If you want to be fancy, you can call it a “yes space” instead of a baby cage . I came across this on an IVF podcast where the hosts had success a couple of years ago and then became slightly insufferable, as first-time parents sometimes do, and took up something called RIE (Resources for Infant Edu-carers) that is apparently popular in LA. Anyway, I think the idea is to create a space where everything in the space is permissible for the little one(s).
Janet Lansbury follows RIE, from what I’ve read of her books
(I personally can’t with Janet Lansbury but that’s a me personality thing).
We used to have a gated “yes” space in our living room but my toddler will not be contained lol. He wants out of any contained area…I’m envious that your kiddos enjoyed the safe space.
LOL, I can’t either, for sure, but I didn’t encounter her until my kids were past her ages anyway.
This is exactly our scenario. Our girls will not be contained and just stand at the gate and cry or physically push it over or move things around to (unsafely) climb over it
We couldn’t gate anything off because it was treated as a giant flashing sign of “Something cool over here that you should try to touch!!” versus if we didn’t gate it (but kept an eye out) it was much more likely to be left alone. That was gating off a small thing rather than trying to contain though.
Yep, the mere existence of containment is enraging, even if I’m in there, we’re doing fun things, etc.
Oh yeah, it’s absolutely a personality thing. For different kids I’d have a different setup.
Duckling is 4.5 years old. He was doing “gymnastics” climbing over the fence and back again. Pumpkin thought that was hilarious. He also sat in there with her throwing a ball against the walls and then they crawled around chasing it together. It may not be as much fun once Pumpkin is used to it, bit Duckling definitely thinks it’s just playground equipment.
I stayed in the fucking room if coughing and crying and touching even though it was my gd sleep night, so my child got sleep and comfort.
(I handed him to the father and claimed bathroom time just now )
And also: “(I handed him to the father and claimed bathroom time just now )”
I found a magic set of choices that reduces our tantrums.
“Ok I see you are having a hard time doing X. You can do it by yourself or I can do it for you. What do you want?”
9/10 times he chooses doing it himself.
Can I get a gold star for how lovely Pipsqueak’s room is, even if it’s only 90% completed? We have so much fun playing here now that I’ve rearranged things and added a couple things. I have anchored furniture to walls, added a bookcase and a mirror, and hemmed 1/2 the curtains . Still need to hem the other curtain and figure out how to make the keyboard safer (not pictured)
I helped my darling, adorable, irrational perfectionist insecure procrastinator daughter write her essay that was due today at 10pm last night instead of taking a shower and putting my tired ass to bed like I wanted to. You know, again. I don’t know how to fix her but at least I just keep her from falling off a cliff? She can count on me?
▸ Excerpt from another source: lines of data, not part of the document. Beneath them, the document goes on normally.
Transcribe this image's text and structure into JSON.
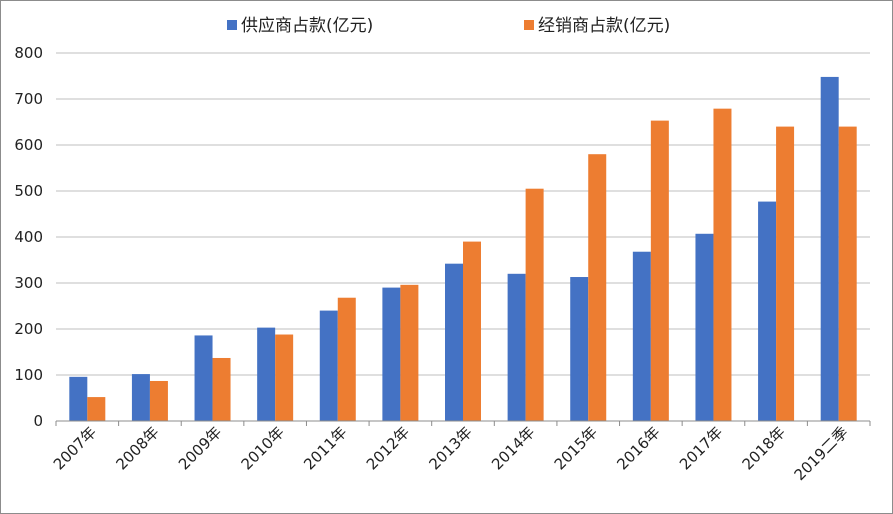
{
  "chart_data": {
    "type": "bar",
    "categories": [
      "2007年",
      "2008年",
      "2009年",
      "2010年",
      "2011年",
      "2012年",
      "2013年",
      "2014年",
      "2015年",
      "2016年",
      "2017年",
      "2018年",
      "2019二季"
    ],
    "series": [
      {
        "name": "供应商占款(亿元)",
        "color": "#4472c4",
        "values": [
          96,
          102,
          186,
          203,
          240,
          290,
          342,
          320,
          313,
          368,
          407,
          477,
          748
        ]
      },
      {
        "name": "经销商占款(亿元)",
        "color": "#ed7d31",
        "values": [
          52,
          87,
          137,
          188,
          268,
          296,
          390,
          505,
          580,
          653,
          679,
          640,
          640
        ]
      }
    ],
    "ylim": [
      0,
      800
    ],
    "yticks": [
      "0",
      "100",
      "200",
      "300",
      "400",
      "500",
      "600",
      "700",
      "800"
    ],
    "grid": true,
    "legend_position": "top"
  }
}
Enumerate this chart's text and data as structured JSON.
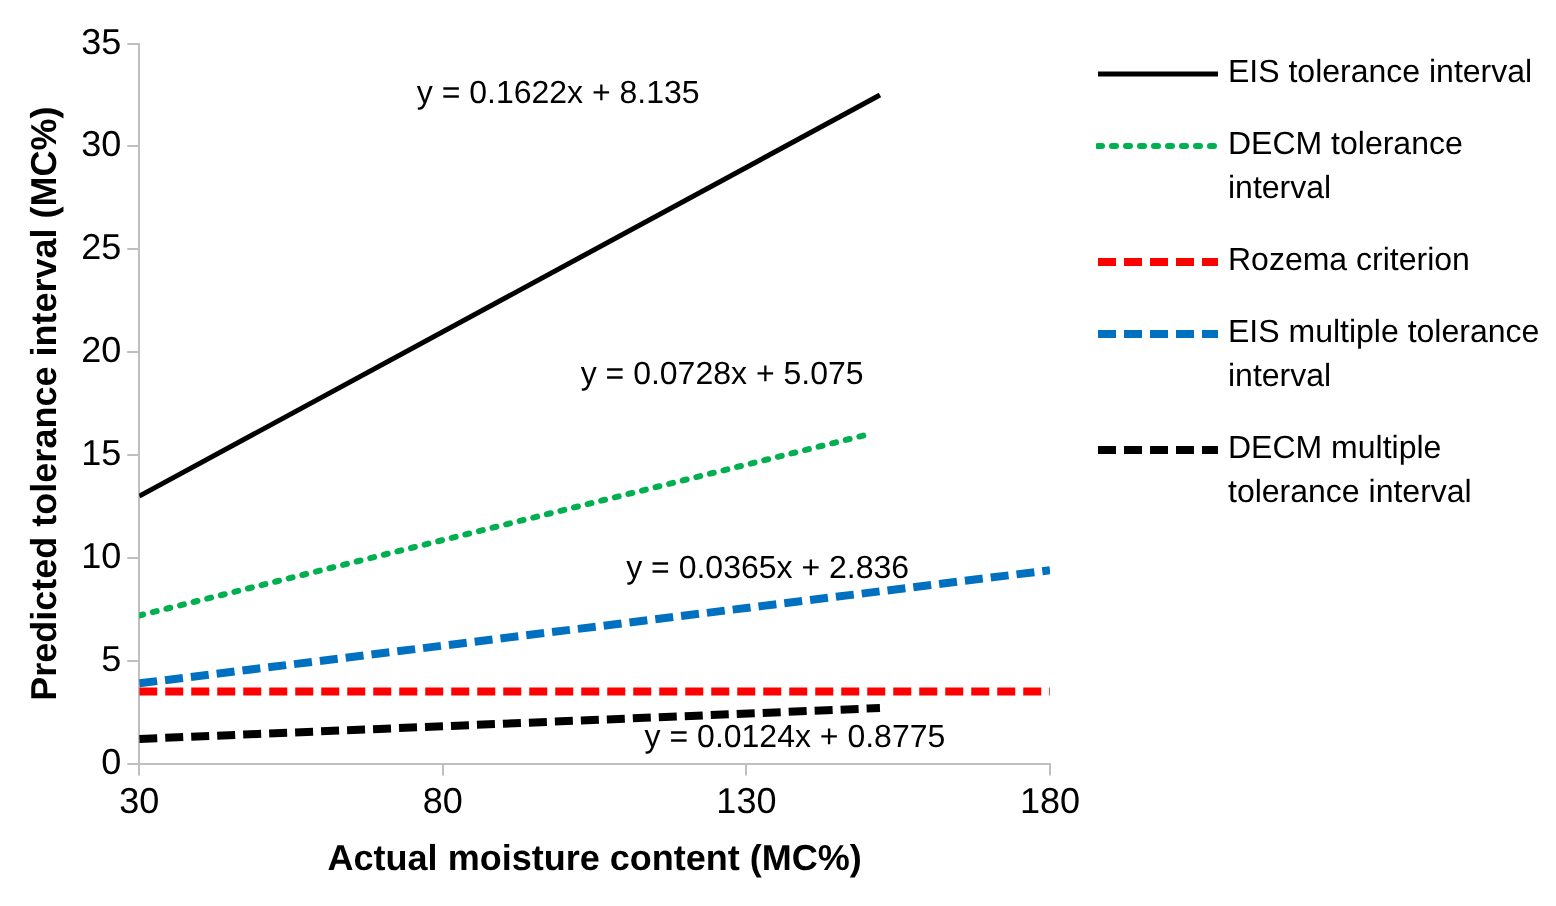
{
  "chart_data": {
    "type": "line",
    "xlabel": "Actual moisture content (MC%)",
    "ylabel": "Predicted tolerance interval (MC%)",
    "xlim": [
      30,
      180
    ],
    "xticks": [
      30,
      80,
      130,
      180
    ],
    "ylim": [
      0,
      35
    ],
    "yticks": [
      0,
      5,
      10,
      15,
      20,
      25,
      30,
      35
    ],
    "grid": false,
    "legend": "right",
    "marker": "none",
    "series": [
      {
        "name": "EIS tolerance interval",
        "color": "#000000",
        "line_style": "solid",
        "x": [
          30,
          152
        ],
        "values": [
          13,
          32.5
        ]
      },
      {
        "name": "DECM tolerance interval",
        "color": "#00b050",
        "line_style": "dotted",
        "x": [
          30,
          150
        ],
        "values": [
          7.2,
          16
        ]
      },
      {
        "name": "Rozema criterion",
        "color": "#ff0000",
        "line_style": "dashed",
        "x": [
          30,
          180
        ],
        "values": [
          3.5,
          3.5
        ]
      },
      {
        "name": "EIS multiple tolerance interval",
        "color": "#0070c0",
        "line_style": "dashed",
        "x": [
          30,
          180
        ],
        "values": [
          3.9,
          9.4
        ]
      },
      {
        "name": "DECM multiple tolerance interval",
        "color": "#000000",
        "line_style": "dashed",
        "x": [
          30,
          152
        ],
        "values": [
          1.2,
          2.7
        ]
      }
    ],
    "annotations": [
      "y = 0.1622x + 8.135",
      "y = 0.0728x + 5.075",
      "y = 0.0365x + 2.836",
      "y = 0.0124x + 0.8775"
    ]
  }
}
How does one know the difference between supporting and enabling? Is enabling a thing when parenting a fragile 14-year-old? Only support at this point, right? I really hope I’m making the right choices. Sink or swim certainly seems wrong, but who knows? Not me, but I guess I’m just going to keep doing homework with her. I guess she can sink or swim in college?
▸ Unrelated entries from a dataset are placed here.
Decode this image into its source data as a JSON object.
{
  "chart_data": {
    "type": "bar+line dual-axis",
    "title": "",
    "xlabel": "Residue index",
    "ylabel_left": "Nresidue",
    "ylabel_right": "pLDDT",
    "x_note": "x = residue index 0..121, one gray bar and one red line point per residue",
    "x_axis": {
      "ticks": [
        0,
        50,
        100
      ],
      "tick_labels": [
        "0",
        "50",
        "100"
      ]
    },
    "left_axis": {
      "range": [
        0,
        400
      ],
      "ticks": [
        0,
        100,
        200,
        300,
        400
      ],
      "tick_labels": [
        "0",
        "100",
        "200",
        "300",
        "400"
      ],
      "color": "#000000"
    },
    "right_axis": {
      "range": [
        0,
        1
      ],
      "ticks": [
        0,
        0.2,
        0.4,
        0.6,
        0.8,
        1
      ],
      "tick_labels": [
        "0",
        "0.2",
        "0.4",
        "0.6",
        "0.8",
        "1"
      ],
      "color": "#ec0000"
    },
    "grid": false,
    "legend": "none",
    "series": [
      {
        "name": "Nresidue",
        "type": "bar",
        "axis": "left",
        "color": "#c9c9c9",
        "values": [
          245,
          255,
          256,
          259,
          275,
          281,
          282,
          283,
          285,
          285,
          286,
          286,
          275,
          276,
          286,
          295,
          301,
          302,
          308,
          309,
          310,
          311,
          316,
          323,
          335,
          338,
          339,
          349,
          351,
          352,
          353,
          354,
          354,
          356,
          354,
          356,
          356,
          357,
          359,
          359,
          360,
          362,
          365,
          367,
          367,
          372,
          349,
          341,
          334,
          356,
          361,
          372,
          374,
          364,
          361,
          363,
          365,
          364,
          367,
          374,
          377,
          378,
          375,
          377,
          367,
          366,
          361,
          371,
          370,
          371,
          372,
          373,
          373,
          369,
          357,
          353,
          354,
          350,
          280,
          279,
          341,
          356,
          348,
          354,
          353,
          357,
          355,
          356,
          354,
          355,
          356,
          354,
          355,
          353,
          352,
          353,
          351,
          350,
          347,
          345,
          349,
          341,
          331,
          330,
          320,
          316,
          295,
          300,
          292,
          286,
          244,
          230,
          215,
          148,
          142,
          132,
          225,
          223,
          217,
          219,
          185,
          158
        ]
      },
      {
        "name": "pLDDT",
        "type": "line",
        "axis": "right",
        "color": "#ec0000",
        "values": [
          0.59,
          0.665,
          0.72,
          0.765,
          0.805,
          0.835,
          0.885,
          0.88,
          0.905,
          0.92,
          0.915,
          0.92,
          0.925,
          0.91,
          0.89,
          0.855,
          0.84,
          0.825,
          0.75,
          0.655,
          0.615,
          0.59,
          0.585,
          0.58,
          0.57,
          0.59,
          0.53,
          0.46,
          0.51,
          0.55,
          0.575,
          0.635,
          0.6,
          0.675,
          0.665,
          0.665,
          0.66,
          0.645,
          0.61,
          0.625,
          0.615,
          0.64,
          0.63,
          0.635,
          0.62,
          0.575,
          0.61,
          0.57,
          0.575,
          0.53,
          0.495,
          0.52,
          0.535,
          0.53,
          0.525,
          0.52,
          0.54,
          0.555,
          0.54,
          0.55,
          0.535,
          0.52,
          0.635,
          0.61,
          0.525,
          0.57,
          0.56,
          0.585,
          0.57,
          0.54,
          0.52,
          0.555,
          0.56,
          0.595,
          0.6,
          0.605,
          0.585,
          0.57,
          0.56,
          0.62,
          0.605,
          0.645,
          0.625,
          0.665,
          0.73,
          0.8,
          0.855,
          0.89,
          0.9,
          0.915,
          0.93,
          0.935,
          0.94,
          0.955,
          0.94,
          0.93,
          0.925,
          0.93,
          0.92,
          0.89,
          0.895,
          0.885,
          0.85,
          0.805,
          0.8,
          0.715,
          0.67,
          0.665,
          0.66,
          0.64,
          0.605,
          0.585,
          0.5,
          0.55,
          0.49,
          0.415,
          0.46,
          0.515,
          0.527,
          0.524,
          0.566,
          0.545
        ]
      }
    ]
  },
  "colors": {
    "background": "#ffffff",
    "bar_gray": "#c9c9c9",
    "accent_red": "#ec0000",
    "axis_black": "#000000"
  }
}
You’re doing great. I hope tonight you go straight to shower & bed.
Uh, stream of consciousness potential ideas ahead. I’m working on my own perfectionism at the moment…
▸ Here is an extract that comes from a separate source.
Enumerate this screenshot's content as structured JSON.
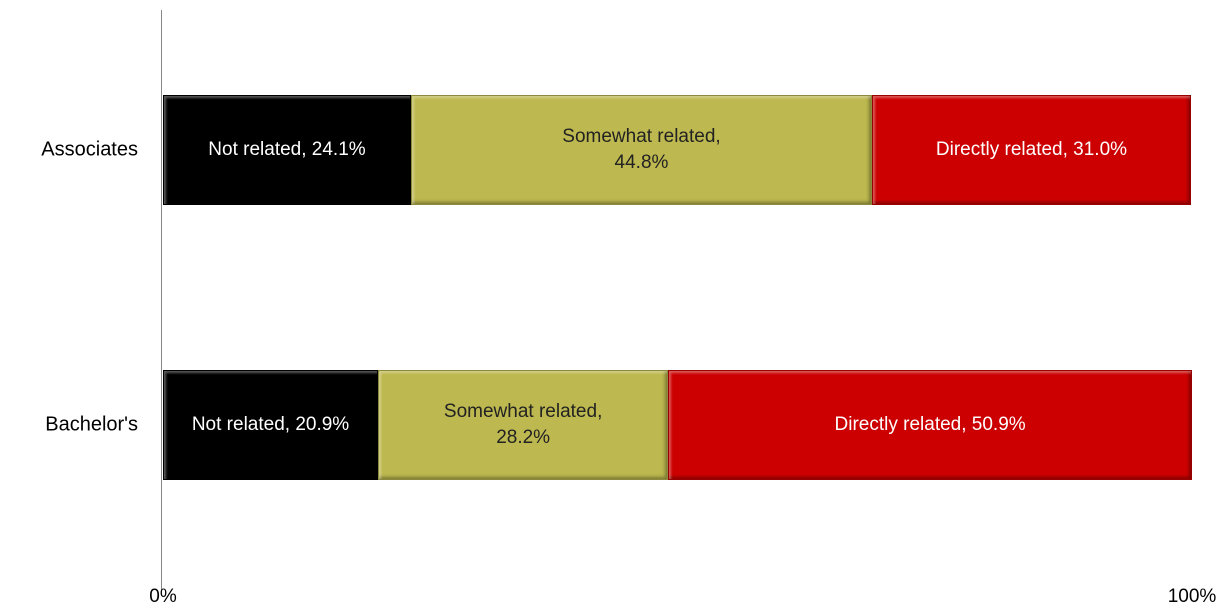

If there’s things she can fail on, let her fail on those. Where “fail” might mean poorer marks, handed in a day later, a non-school commitment. I’m pretty sure you aren’t writing these for her, just being there as a support buddy, and honestly she’s going through a lot, so yeah, support support support but also take the breaks you need if it truly isn’t urgent, and start providing support to learn better study habits like a once-a-week (or twice a week?) Regular study time, maybe? Where you work on your own thing alongside her (maybe you’re doing the household paperwork or something) and she knows the same time and place every week, to help her start building her own habit, instead of her habit being “thing due in 24hrs grab mum for support”?